Since the emergence of the Coronavirus pandemic, the Centers for Disease Control has issued numerous guidelines promoting the importance of proper hygiene and hand washing to prevent the virus from spreading. As a result, consumers have been flocking to local stores in droves and shopping online to purchase bulk quantities of antibacterial and other products. Retailers barely have been able to keep up with the demands as consumers fear running out of these items not knowing when shelves will be restocked. Items such as toilet paper, paper towels, Clorox wipes, Lysol, and hand sanitizer have become hot commodities. However, there’s a segment of the population called Couponers who have had their feet kicked up while watching the hysteria because not only had they already stockpiled a three-to-six month supply of these and other items; they were able to purchase them well below the market price or sometimes for free. If you’re wondering how it all works, let me show you how!
To be successful in stockpiling, you first need to collect at least three to five coupon inserts.

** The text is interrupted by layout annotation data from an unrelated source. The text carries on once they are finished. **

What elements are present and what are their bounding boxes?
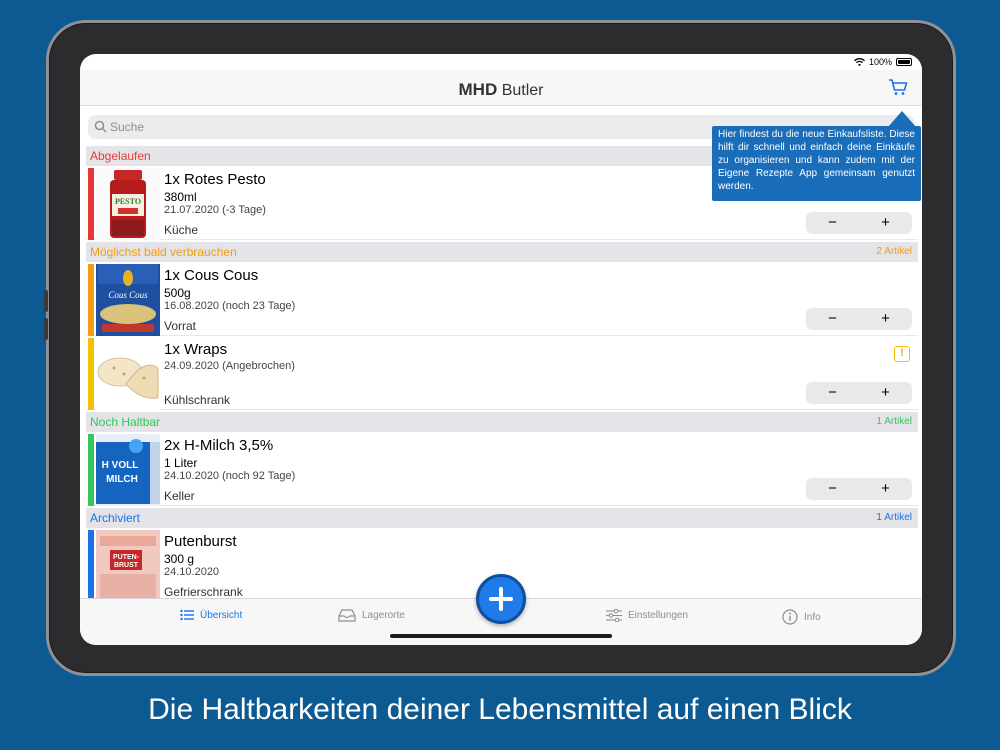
battery-percent: 100% bbox=[868, 57, 892, 67]
item-date: 24.09.2020 (Angebrochen) bbox=[164, 360, 295, 372]
item-name: 1x Wraps bbox=[164, 341, 228, 358]
item-date: 16.08.2020 (noch 23 Tage) bbox=[164, 300, 296, 312]
couscous-label: Cous Cous bbox=[108, 290, 148, 300]
item-location: Gefrierschrank bbox=[164, 585, 243, 598]
wifi-icon bbox=[854, 58, 865, 66]
list-item[interactable]: 1x Wraps 24.09.2020 (Angebrochen) Kühlsc… bbox=[86, 338, 918, 410]
volume-button-down bbox=[44, 318, 48, 340]
product-image-wraps bbox=[96, 338, 160, 410]
status-stripe bbox=[88, 434, 94, 506]
item-location: Vorrat bbox=[164, 319, 197, 333]
status-stripe bbox=[88, 338, 94, 410]
section-header-soon: Möglichst bald verbrauchen 2 Artikel bbox=[86, 242, 918, 262]
item-location: Küche bbox=[164, 223, 199, 237]
tab-einstellungen[interactable]: Einstellungen bbox=[606, 609, 688, 622]
volume-button-up bbox=[44, 290, 48, 312]
item-name: 1x Rotes Pesto bbox=[164, 171, 266, 188]
item-amount: 1 Liter bbox=[164, 456, 198, 470]
section-header-ok: Noch Haltbar 1 Artikel bbox=[86, 412, 918, 432]
status-bar: 100% bbox=[80, 54, 922, 70]
sliders-icon bbox=[606, 609, 622, 622]
increment-button[interactable]: + bbox=[859, 478, 912, 500]
milk-label-1: H VOLL bbox=[102, 460, 139, 471]
product-image-putenbrust: PUTEN- BRUST bbox=[96, 530, 160, 598]
shopping-list-tooltip[interactable]: Hier findest du die neue Einkaufsliste. … bbox=[712, 126, 921, 201]
product-image-couscous: Cous Cous bbox=[96, 264, 160, 336]
pute-label-2: BRUST bbox=[114, 562, 139, 569]
pesto-label: PESTO bbox=[115, 197, 141, 206]
list-icon bbox=[180, 609, 194, 621]
section-title: Archiviert bbox=[90, 511, 141, 525]
tab-info[interactable]: Info bbox=[782, 609, 821, 625]
section-count: 1 Artikel bbox=[876, 512, 912, 523]
item-date: 24.10.2020 bbox=[164, 566, 220, 578]
app-title: MHD Butler bbox=[80, 80, 922, 100]
nav-bar: MHD Butler bbox=[80, 70, 922, 106]
increment-button[interactable]: + bbox=[859, 212, 912, 234]
section-title: Noch Haltbar bbox=[90, 415, 161, 429]
tray-icon bbox=[338, 609, 356, 622]
pute-label-1: PUTEN- bbox=[113, 554, 140, 561]
quantity-stepper: − + bbox=[806, 382, 912, 404]
section-count: 1 Artikel bbox=[876, 416, 912, 427]
item-list: Abgelaufen PESTO 1x Rotes Pesto 380ml 21… bbox=[86, 144, 918, 598]
tab-lagerorte[interactable]: Lagerorte bbox=[338, 609, 405, 622]
app-title-rest: Butler bbox=[501, 82, 544, 99]
decrement-button[interactable]: − bbox=[806, 382, 859, 404]
product-image-milk: H VOLL MILCH bbox=[96, 434, 160, 506]
increment-button[interactable]: + bbox=[859, 308, 912, 330]
section-header-archived: Archiviert 1 Artikel bbox=[86, 508, 918, 528]
quantity-stepper: − + bbox=[806, 478, 912, 500]
item-name: 2x H-Milch 3,5% bbox=[164, 437, 274, 454]
product-image-pesto: PESTO bbox=[96, 168, 160, 240]
status-stripe bbox=[88, 168, 94, 240]
decrement-button[interactable]: − bbox=[806, 308, 859, 330]
milk-label-2: MILCH bbox=[106, 474, 138, 485]
search-icon bbox=[94, 120, 107, 133]
tab-label: Info bbox=[804, 611, 821, 623]
decrement-button[interactable]: − bbox=[806, 212, 859, 234]
shopping-cart-button[interactable] bbox=[888, 78, 910, 98]
app-screen: 100% MHD Butler Abgelaufen bbox=[80, 54, 922, 645]
cart-icon bbox=[889, 79, 908, 95]
status-stripe bbox=[88, 530, 94, 598]
add-item-button[interactable] bbox=[476, 574, 526, 624]
list-item[interactable]: H VOLL MILCH 2x H-Milch 3,5% 1 Liter 24.… bbox=[86, 434, 918, 506]
tooltip-arrow bbox=[888, 111, 916, 127]
quantity-stepper: − + bbox=[806, 308, 912, 330]
marketing-caption: Die Haltbarkeiten deiner Lebensmittel au… bbox=[148, 693, 852, 726]
tab-uebersicht[interactable]: Übersicht bbox=[180, 609, 242, 621]
item-location: Keller bbox=[164, 489, 195, 503]
item-amount: 380ml bbox=[164, 190, 197, 204]
section-title: Abgelaufen bbox=[90, 149, 151, 163]
item-name: Putenburst bbox=[164, 533, 237, 550]
tab-label: Einstellungen bbox=[628, 610, 689, 621]
increment-button[interactable]: + bbox=[859, 382, 912, 404]
status-stripe bbox=[88, 264, 94, 336]
section-count: 2 Artikel bbox=[876, 246, 912, 257]
item-amount: 500g bbox=[164, 286, 191, 300]
section-title: Möglichst bald verbrauchen bbox=[90, 245, 237, 259]
tab-label: Lagerorte bbox=[362, 610, 405, 621]
item-amount: 300 g bbox=[164, 552, 195, 566]
item-location: Kühlschrank bbox=[164, 393, 231, 407]
quantity-stepper: − + bbox=[806, 212, 912, 234]
item-date: 24.10.2020 (noch 92 Tage) bbox=[164, 470, 296, 482]
tab-label: Übersicht bbox=[200, 609, 243, 621]
item-date: 21.07.2020 (-3 Tage) bbox=[164, 204, 266, 216]
search-input[interactable] bbox=[110, 115, 810, 139]
home-indicator bbox=[390, 634, 612, 638]
decrement-button[interactable]: − bbox=[806, 478, 859, 500]
app-title-bold: MHD bbox=[458, 80, 498, 99]
info-icon bbox=[782, 609, 798, 625]
item-name: 1x Cous Cous bbox=[164, 267, 259, 284]
battery-icon bbox=[896, 58, 912, 66]
warning-icon: ! bbox=[894, 346, 910, 362]
list-item[interactable]: Cous Cous 1x Cous Cous 500g 16.08.2020 (… bbox=[86, 264, 918, 336]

Where do you get them from you ask? They can be found in your local Saturday or Sunday newspaper; or by printing from online websites such as coupons.com, retailmenot.com, smartsource.com, shared by neighbors, or even at the gas stations. It takes an average of three months to build a stockpile. If you’re strategic and consistent in your approach, you will be successful and could possibly save hundreds of dollars monthly or even thousands in a year’s time, depending on the number of items purchased. That’s pretty amazing! Start with regularly used household items such as toilet paper, paper towels, toothpaste, shampoo, soap, and detergent because you know they will not go to waste. Secondly, create a budget for couponing such as $10 a week, and then the following week focus on another item until your stockpile is built. It’s that simple.

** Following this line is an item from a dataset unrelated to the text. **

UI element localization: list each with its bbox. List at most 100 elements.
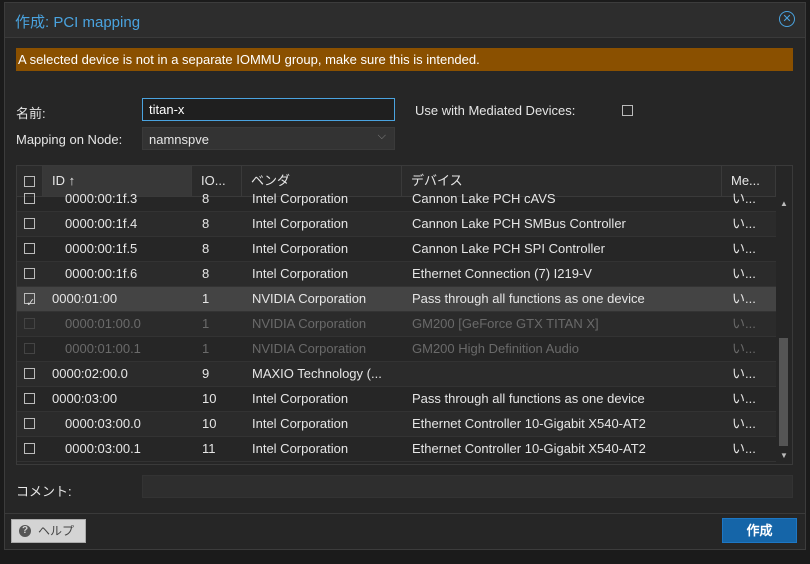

For example, my family loves Sweet Baby Rays BBQ Sauce. I notice that it’s on sale at Dollar General and it’s advertised for “buy one, get one free (BOGO)”. The regular price is $2 and I have a coupon for $1 off of one item. If I have two coupons, I leave the store with four bottles for FREE! The strategy used is to match the ad to a coupon to maximize the savings. Goal is to match the ad to a coupon!
Helpful Tip – Be sure to read the fine print on the coupon or ad circular! One coupon per purchase is typically printed in fine print on most coupons. For example, words like “purchase” or “purchase of item” mean you can only use one type of coupon for each individual item purchased, i.e., purchase 20 items, use 20 coupons.